My thoughts are well expressed by my own words. Your words make them look silly, because you did not understand.

They look silly all by themselves.


Quote
Wrong. It's your misinterpretation about the essence of cause and effect. Creativity comes before production. Always. It's a mental process. Take for instance Bitcoin, first there is design, and then there will be coding and at the far end there is implementation and ... producing (aka mining).

Thinking is not creation. Creation is doing. There might aswell been a hundred hypothetical Satoshis before him, but only one who created something.


Quote
So far, I do not have the impression your words produce any good nor admiration. You're trying to be a smart alec and sprout a lot of mishmash from your doctrine "greed is good."

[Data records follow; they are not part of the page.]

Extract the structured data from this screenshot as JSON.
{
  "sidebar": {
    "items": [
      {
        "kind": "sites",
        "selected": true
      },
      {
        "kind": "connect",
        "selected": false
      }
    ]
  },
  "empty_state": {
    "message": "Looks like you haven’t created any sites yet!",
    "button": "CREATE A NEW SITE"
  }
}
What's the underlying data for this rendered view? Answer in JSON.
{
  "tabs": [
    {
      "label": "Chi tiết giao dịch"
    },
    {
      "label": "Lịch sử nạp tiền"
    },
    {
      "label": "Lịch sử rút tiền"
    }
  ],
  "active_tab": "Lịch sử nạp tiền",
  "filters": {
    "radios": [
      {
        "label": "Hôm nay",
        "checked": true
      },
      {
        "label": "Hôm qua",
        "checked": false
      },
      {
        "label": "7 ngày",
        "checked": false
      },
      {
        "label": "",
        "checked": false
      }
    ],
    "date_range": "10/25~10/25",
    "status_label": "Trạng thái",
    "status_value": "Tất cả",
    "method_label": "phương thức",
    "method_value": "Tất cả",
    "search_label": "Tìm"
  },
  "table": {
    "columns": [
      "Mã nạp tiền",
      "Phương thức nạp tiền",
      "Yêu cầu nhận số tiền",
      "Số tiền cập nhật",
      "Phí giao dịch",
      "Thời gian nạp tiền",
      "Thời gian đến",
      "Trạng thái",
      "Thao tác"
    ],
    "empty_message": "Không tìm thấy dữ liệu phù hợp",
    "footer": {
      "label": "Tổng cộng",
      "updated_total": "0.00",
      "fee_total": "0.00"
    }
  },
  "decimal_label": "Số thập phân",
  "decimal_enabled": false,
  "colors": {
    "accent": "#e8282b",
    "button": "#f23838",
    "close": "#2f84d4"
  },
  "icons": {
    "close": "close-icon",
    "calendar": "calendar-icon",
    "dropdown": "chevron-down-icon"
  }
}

Grow up and gain some mental fitness.


Quote
You seem to stretch the meaning of "production" to an extreme extent, which gives reason to describe the contribution by the Dalai Lama as the production of mental and spiritual health, and ... it costs (you) nothing and benefits all.

Yes, some people think these tibetan popes reek of wisdom and insight, but I want to look at the end results. Sure, a few western intellectuals might feel good about themselves for meditating and feeling sorry for the poor, whilst we see the nation they ruled over for centuries still left in poverty and corruption.
Where is his actions for the free market? Where does he speak about taxation? Against the United Nations? Against statism?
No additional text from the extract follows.